Practice makes it perfect
Before putting your own words on the paper, practice by writing what other people said. Play a video and write what the person is saying, word for word. This might spark your imagination and freshen up your vocabulary. It’s also a great spelling practice. In case you have any doubts, you can always use websites to help you with grammar and spelling, like Grammar Lookup. If you don’t want to bother with pausing video all the time, pick up a newspaper that will fit the writing style you want to achieve and copy texts from there. It helps with specific terms that need to be used, or with slang, depending on what you want to write about.
Watch and learn
Or, rather, listen and learn. You can just turn your TV on and listen carefully to the words that are used. TV anchors usually have a lot of experience in talking properly, using the right pronunciation, and just putting sentences together in a short-and-to-the-point order. Practice this for an hour, let’s say, and then shut it off and start writing about what you heard. If you remember any of the phrases, put them in too, just make sure that they are in the right place in the text. Write as you talk. Don’t stress yourself about not making it perfect, it’s a work in progress. If the news is too boring for you, listen to any kind of tutorials, or narrated TV shows.
It’s so much easier to watch a video, we know. But in order to write properly, reading is one of the best ways to go, so make an effort. There must be something that you like to read, a novel, or short stories, anything will do. The more you read, the better your writing will be. Pay attention to the choice of words and the way ideas are linked into one clever story. If you find any words that you’ve never heard of, write them down and look it up. When you find the meaning, put it back into the sentence from the book and read it again. Also, look at the synonyms and the opposites, and try to remember them. This way you are practicing reading and writing at the same time.
If you find any headlines, or phrases, or sentences that you really like and find them inspirational, write them down, or even better make folders. Sort them by the theme, for example, politics, entertainment, etc., or by the form; headlines, jokes, examples, or phrases. This can be very useful when you get stuck and cannot find any motivation for writing by saving you a lot of time and effort.
Make writing a habit
Write, write, write. Recipes, or quick notes for your family or roommates. Make use of any situation to write. This will better your writing skills slowly, but surely. Writing a journal is one of the best ideas to further develop your writing. First of all, no one will ever see it, so relax about making mistakes, or scrabble. Depending on what type of writing you want to build, practice short sentences that get to the point right away, or if that’s too flat for your needs, try adding some pizzazz to it by going deep and wide into explaining the story.
Think before writing
Finally, after all the practice, try to write an actual essay. First, ask yourself who are you writing for? This is crucial. Imagine that you are a mentor to that one person, or to the audience, and make a plan. First, you need a captivating, powerful headline. Something that will make a person want to continue reading.

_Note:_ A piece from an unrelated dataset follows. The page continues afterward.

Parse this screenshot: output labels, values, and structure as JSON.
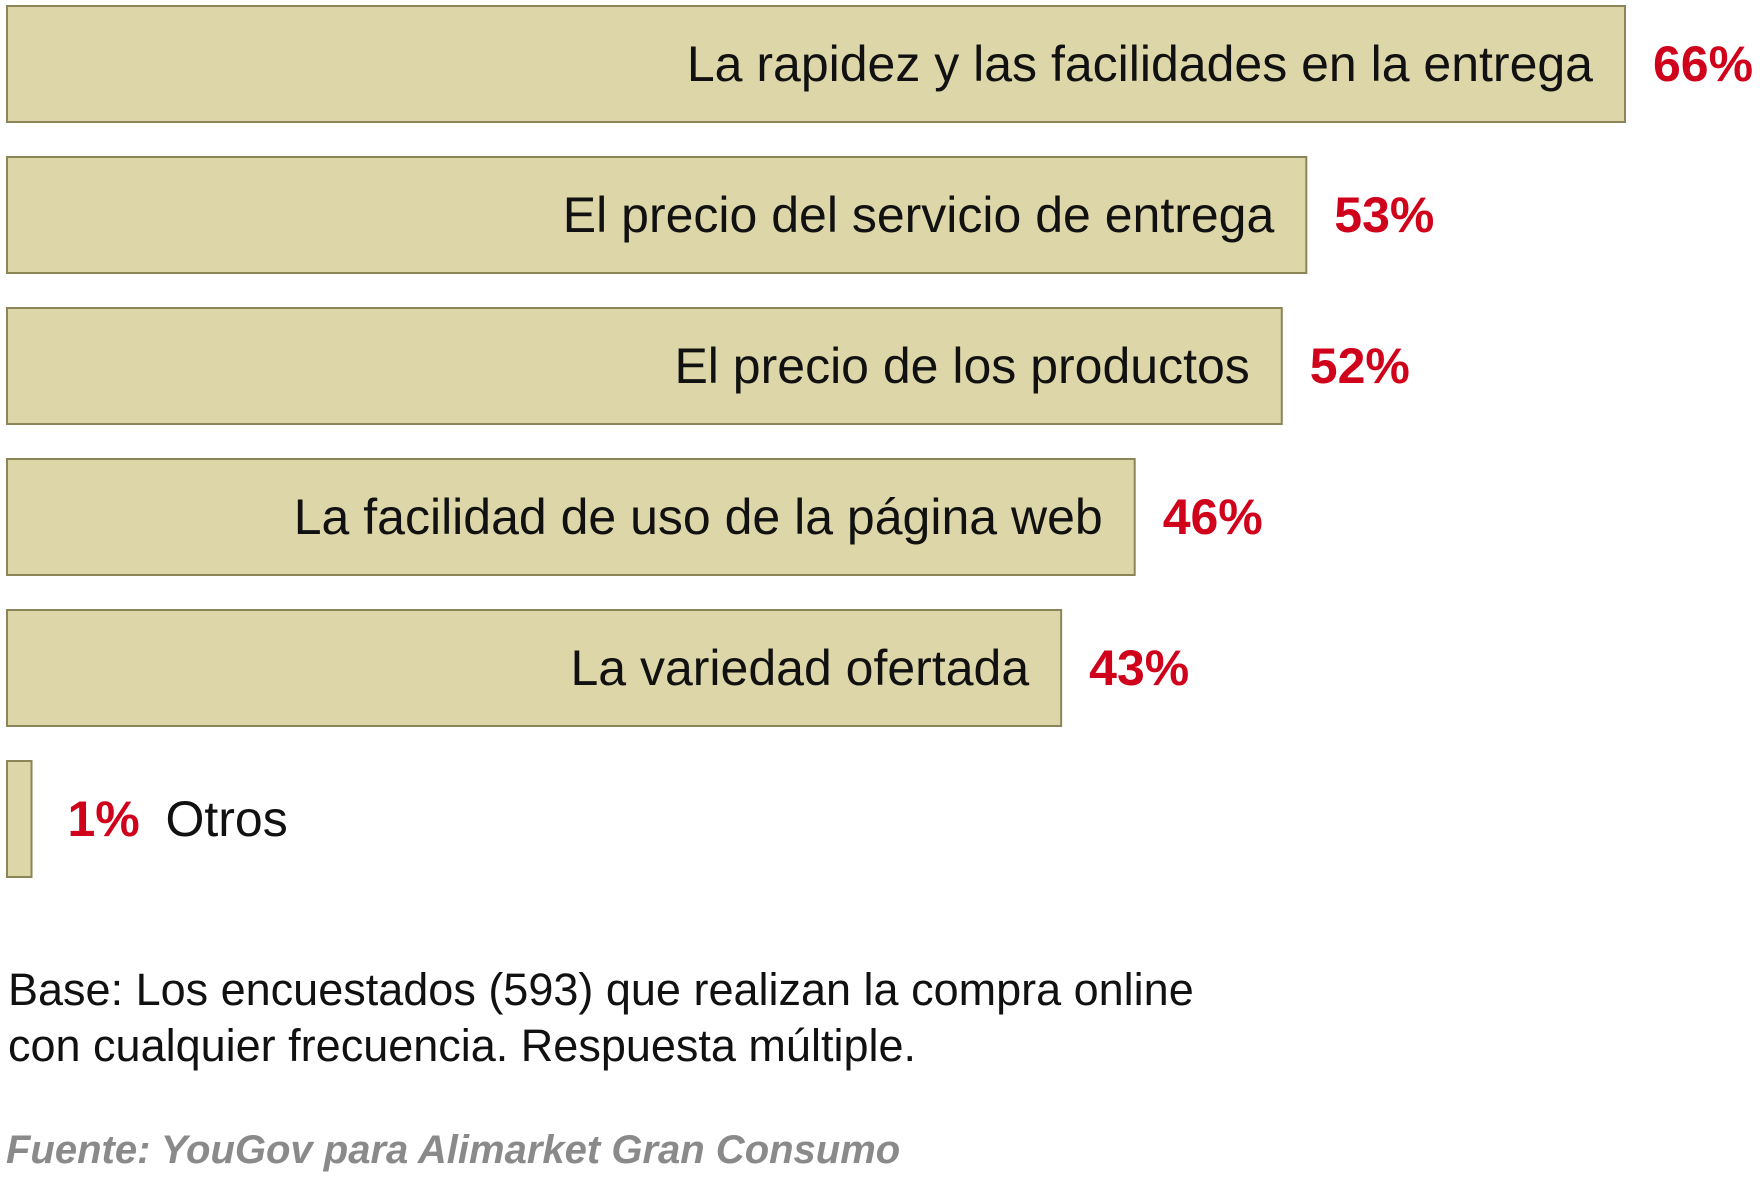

Then, take your time to make a blueprint of your essay or an article, and do not rush things. Think about the major points you want to make and make a list; this will be like a bone structure of your paper. Now, for example, if your topic is about the best chocolates in the world, think about the first thought that comes to your mind when you see it. Or start with a little bit of history like how it’s made, where was it first introduced, how many different sorts we have today and so on.
Next is the body of your text. This is where you have all the liberty to go into details of every fact you already mentioned in the opening paragraph or two and develop the story further. Here you can add some scientific data, and go into teeny tiny specifics. The body usually takes about 60-70% of your paper, so feel free to cover every layer of the story on hand. If you have any examples, or, if appropriate, to crack a light joke, this would be the right time to present it.
In closing, sum up everything you wrote about so far in a few sentences and make it inspirational. Your readers should feel good about reading it, so remember, no judging!
Writing is creating; you actually created something amazing. It’s probably not going to end up on the front pages of the newspapers, but it still gives you a satisfying feeling that you completed the task. You actually turned lemons into lemonade (or a lemon drop cocktail?). Remember one more thing – do not be intimidated by the critiques, or if you don’t get any comments at all. You put yourself out there, your thoughts and ideas, and that in itself is a great accomplishment.